Demonstraties Oekraïne duren voort

Rond de twintigduizend mensen zijn zondag in de Oekraïense hoofdstad Kiev de straat opgegaan. Al meer dan een maand wordt in Oekraïne geprotesteerd tegen het besluit van de regering van president Viktor Janoekovitsj om een belangrijke samenwerkingsovereenkomst met de Europese Unie in de ijskast te zetten. Janoekovitsj ging in plaats daarvan in zee met Rusland.

Hoewel de protesten aanhouden, was de opkomst van zondag kleiner dan voorheen. Eerder namen ondanks de winterkou nog honderdduizenden mensen deel aan de protesten. Sommige betogers wijten de lagere opkomst aan de feestdagen. Volgens de 58-jarige Halina Kalymivksa zijn de problemen echter nog altijd niet voorbij. "Het kan zo niet langer. We willen een normaal leven zodat we ons in ieder geval normaal eten kunnen veroorloven. Ik denk niet dat mensen gedesillusioneerd zijn. Er is niets veranderd. Mensen zullen blijven protesteren, ook na de feestdagen."

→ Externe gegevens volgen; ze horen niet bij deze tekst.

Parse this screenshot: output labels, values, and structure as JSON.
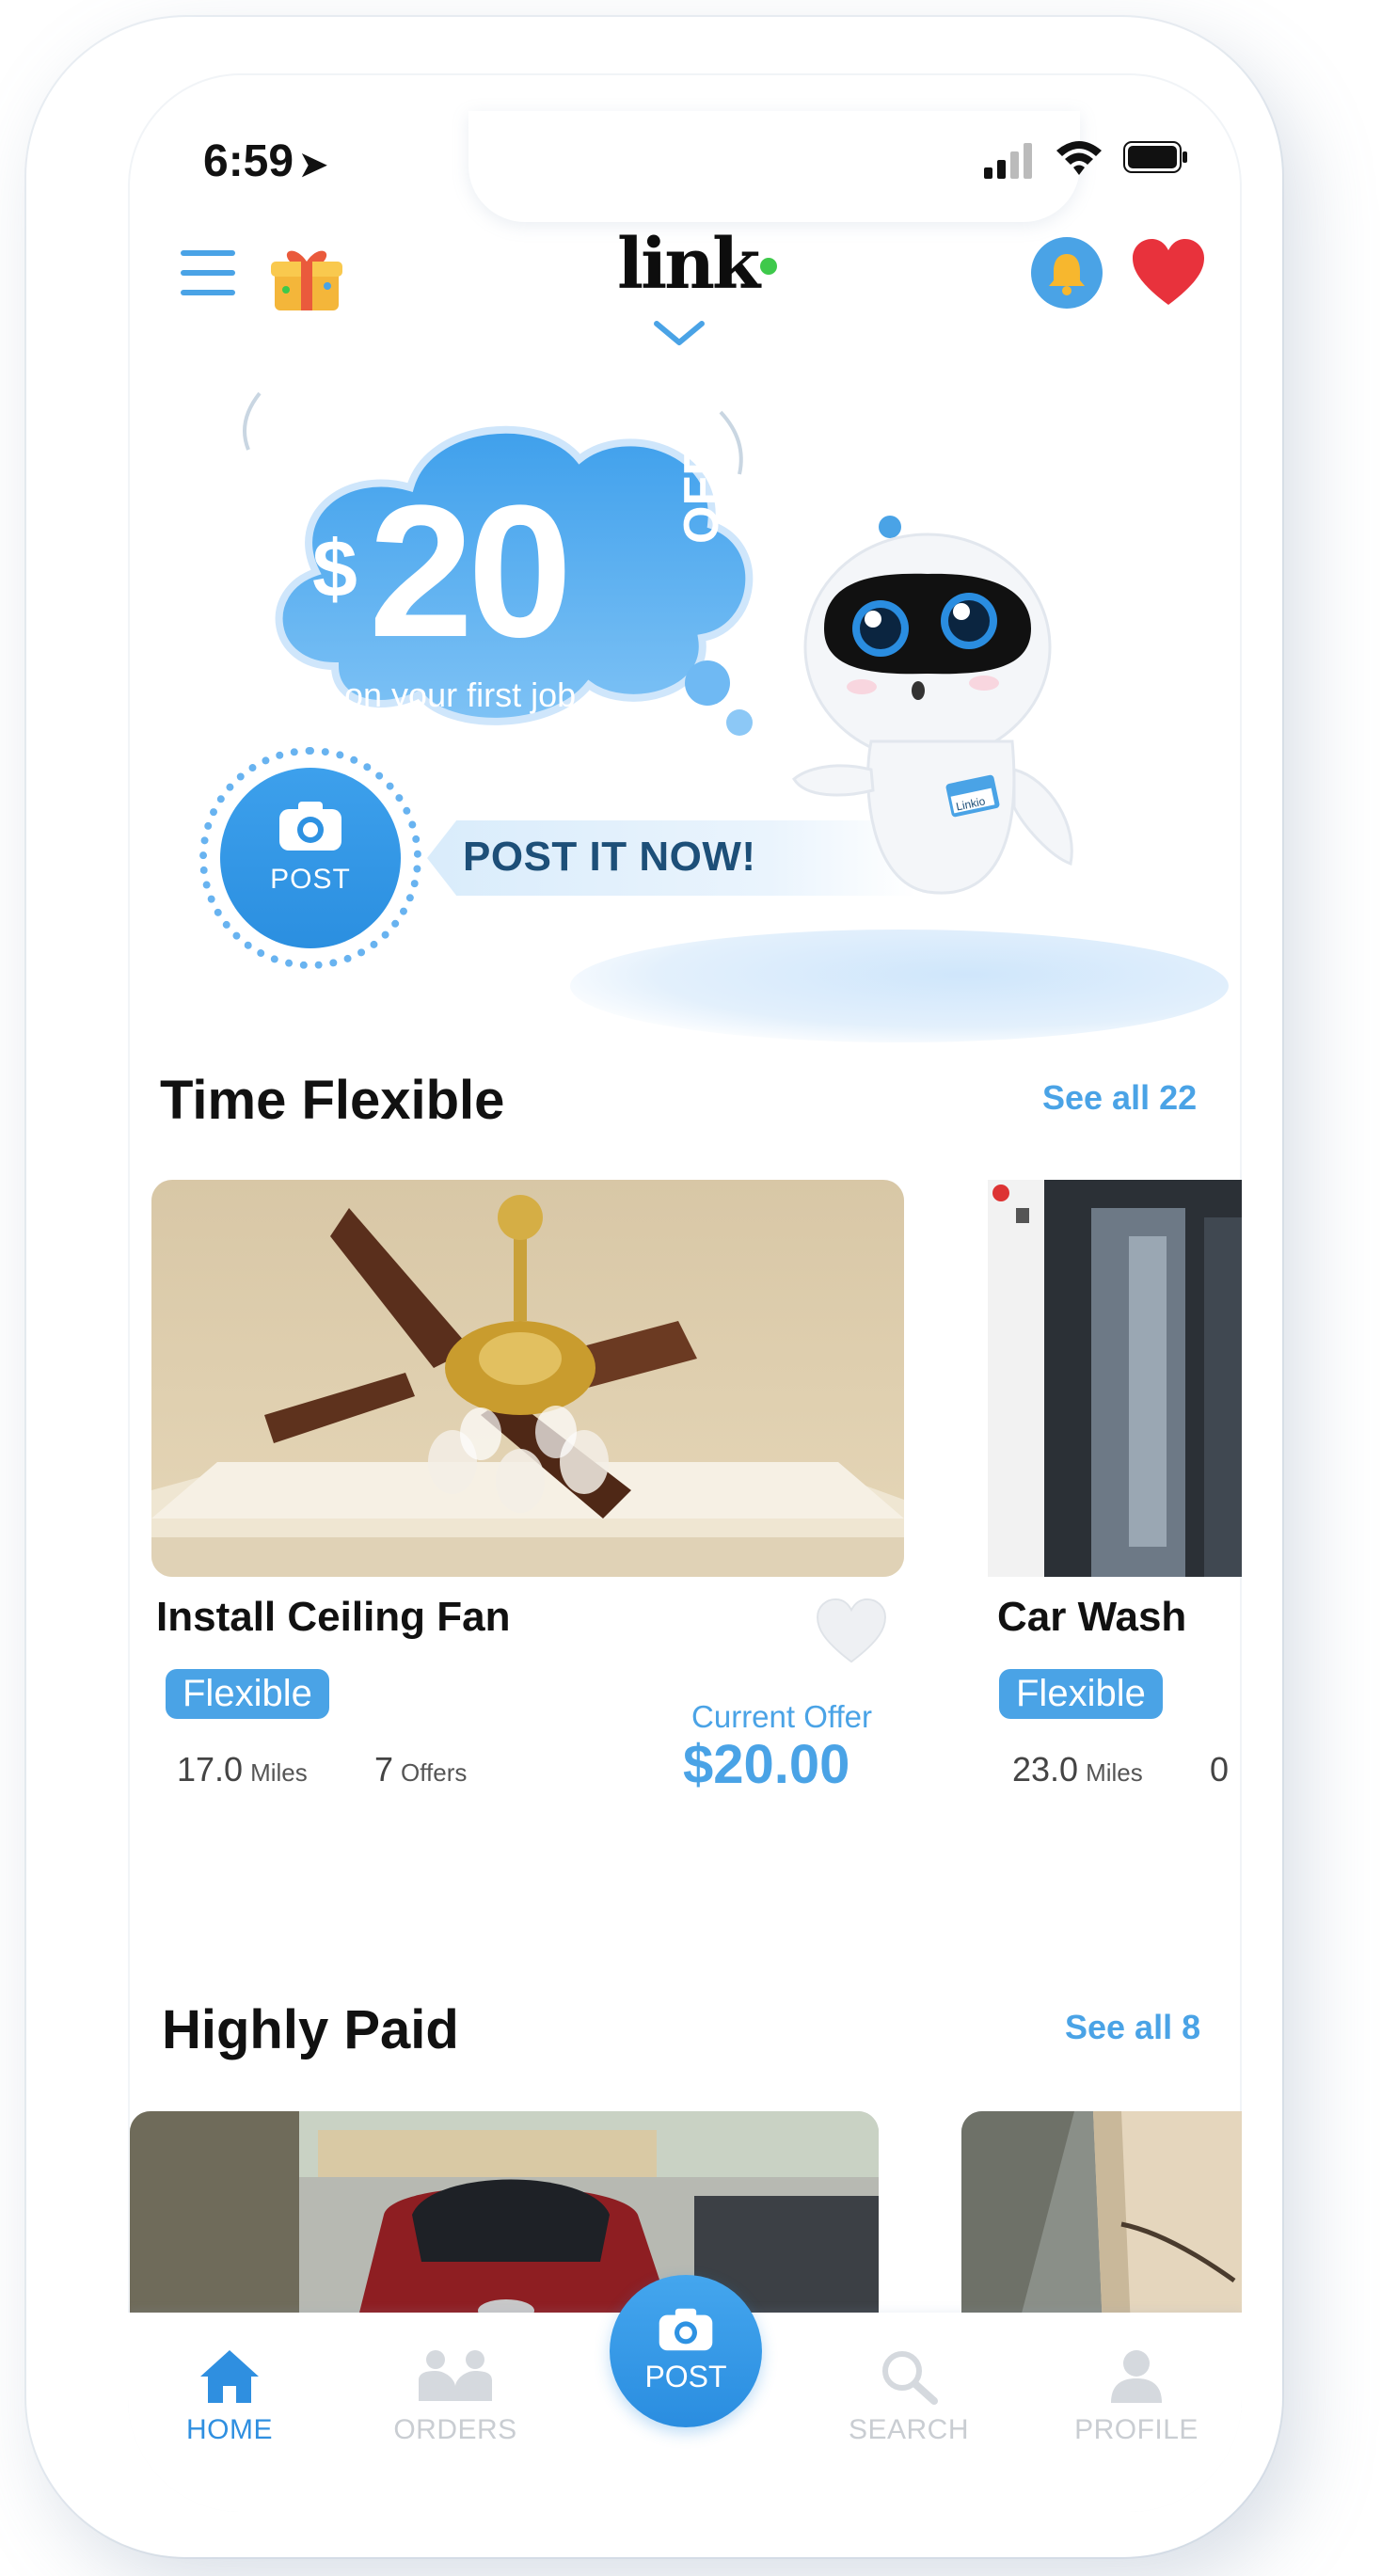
{
  "status_bar": {
    "time": "6:59",
    "location_arrow": "➤"
  },
  "header": {
    "menu_icon": "hamburger-icon",
    "gift_icon": "gift-icon",
    "logo_text": "link",
    "bell_icon": "bell-icon",
    "favorites_icon": "heart-icon"
  },
  "promo": {
    "dollar": "$",
    "amount": "20",
    "off": "OFF",
    "subtitle": "on your first job",
    "post_button_label": "POST",
    "cta": "POST IT NOW!",
    "robot_tag": "Linkio"
  },
  "sections": [
    {
      "title": "Time Flexible",
      "see_all": "See all 22",
      "cards": [
        {
          "title": "Install Ceiling Fan",
          "badge": "Flexible",
          "miles": "17.0",
          "miles_unit": "Miles",
          "offers": "7",
          "offers_unit": "Offers",
          "offer_label": "Current Offer",
          "offer_value": "$20.00"
        },
        {
          "title": "Car Wash",
          "badge": "Flexible",
          "miles": "23.0",
          "miles_unit": "Miles",
          "offers": "0"
        }
      ]
    },
    {
      "title": "Highly Paid",
      "see_all": "See all 8"
    }
  ],
  "tabbar": {
    "home": "HOME",
    "orders": "ORDERS",
    "post": "POST",
    "search": "SEARCH",
    "profile": "PROFILE"
  },
  "colors": {
    "accent": "#4aa3e6",
    "heart": "#e8323c",
    "online_dot": "#3ec94b"
  }
}
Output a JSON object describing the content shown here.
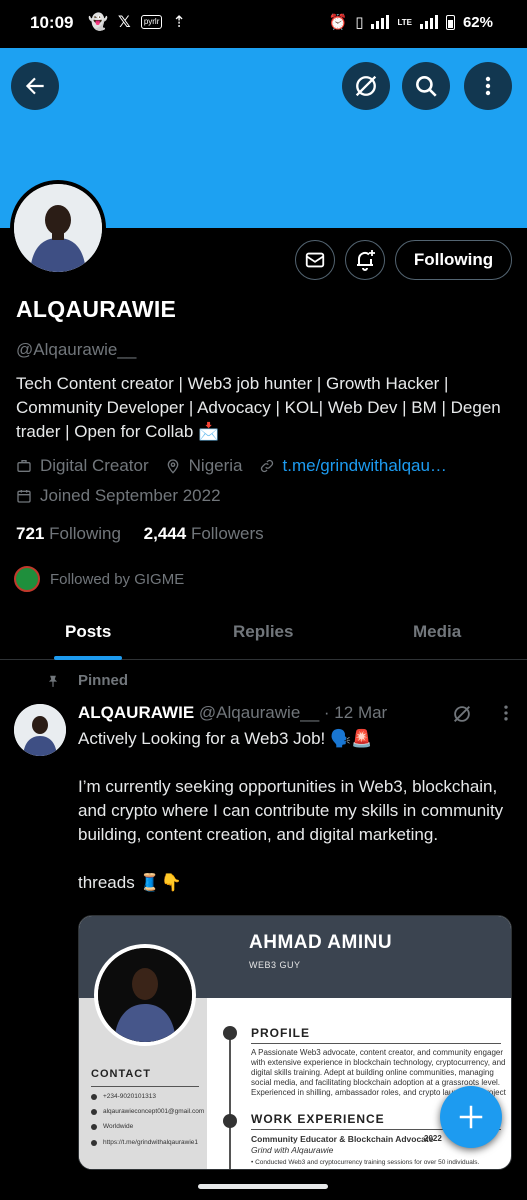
{
  "status_bar": {
    "time": "10:09",
    "mini_icon_text": "pyrlr",
    "lte_label": "LTE",
    "battery": "62%"
  },
  "colors": {
    "banner": "#1da1f2",
    "accent": "#1d9bf0",
    "background": "#000000"
  },
  "header": {
    "back_icon": "arrow-left-icon",
    "actions": [
      "grok-icon",
      "search-icon",
      "more-icon"
    ]
  },
  "profile": {
    "name": "ALQAURAWIE",
    "handle": "@Alqaurawie__",
    "bio": "Tech Content creator | Web3 job hunter | Growth Hacker | Community Developer | Advocacy | KOL| Web Dev | BM | Degen trader | Open for Collab 📩",
    "category": "Digital Creator",
    "location": "Nigeria",
    "link": "t.me/grindwithalqau…",
    "joined": "Joined September 2022",
    "following_count": "721",
    "following_label": "Following",
    "followers_count": "2,444",
    "followers_label": "Followers",
    "followed_by": "Followed by GIGME",
    "follow_button": "Following"
  },
  "tabs": [
    {
      "label": "Posts",
      "active": true
    },
    {
      "label": "Replies",
      "active": false
    },
    {
      "label": "Media",
      "active": false
    }
  ],
  "post": {
    "pinned_label": "Pinned",
    "author": "ALQAURAWIE",
    "handle": "@Alqaurawie__",
    "date": "· 12 Mar",
    "line1": "Actively Looking for a Web3 Job! 🗣️🚨",
    "line2": "I’m currently seeking opportunities in Web3, blockchain, and crypto where I can contribute my skills in community building, content creation, and digital marketing.",
    "line3": "threads 🧵👇"
  },
  "resume": {
    "name": "AHMAD AMINU",
    "subtitle": "WEB3 GUY",
    "profile_heading": "PROFILE",
    "profile_text": "A Passionate Web3 advocate, content creator, and community engager with extensive experience in blockchain technology, cryptocurrency, and digital skills training. Adept at building online communities, managing social media, and facilitating blockchain adoption at a grassroots level. Experienced in shilling, ambassador roles, and crypto launchpad project promotions.",
    "work_heading": "WORK EXPERIENCE",
    "job_title": "Community Educator & Blockchain Advocate",
    "job_org": "Grind with Alqaurawie",
    "job_year": "2022",
    "job_bullet": "• Conducted Web3 and cryptocurrency training sessions for over 50 individuals.",
    "contact_heading": "CONTACT",
    "phone": "+234-9020101313",
    "email": "alqaurawieconcept001@gmail.com",
    "location": "Worldwide",
    "telegram": "https://t.me/grindwithalqaurawie1"
  }
}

De protestbijeenkomst van zondag werd geopend door toespraken van geestelijk leiders. Zij drongen bij de demonstranten aan op eenheid en benadrukten dat de betogers het recht hebben op de regering die ze zelf willen.

Oleh Tjahnjkob, hoofd van de nationalistische partij Svoboda, benadrukte dat Oekraïners in het oosten en westen van het land moeten samenwerken in de strijd voor hun burgerrechten. "We zijn allemaal Oekraïners en we willen dat onze eerlijke eisen worden ingewilligd", zei hij.

De meeste betogers in Kiev komen uit het westelijke en centrale deel van Oekraïne. Zij willen aansluiting bij de Europese Unie, terwijl het oostelijk deel van het land meer heil ziet in een bondgenootschap met Rusland.

Janoekovitsj heeft eerder pogingen ondernomen de betogers met geweld te dwingen te vertrekken, maar hij lijkt nu te hebben gekozen voor een andere tactiek: kijken wie de langste adem heeft.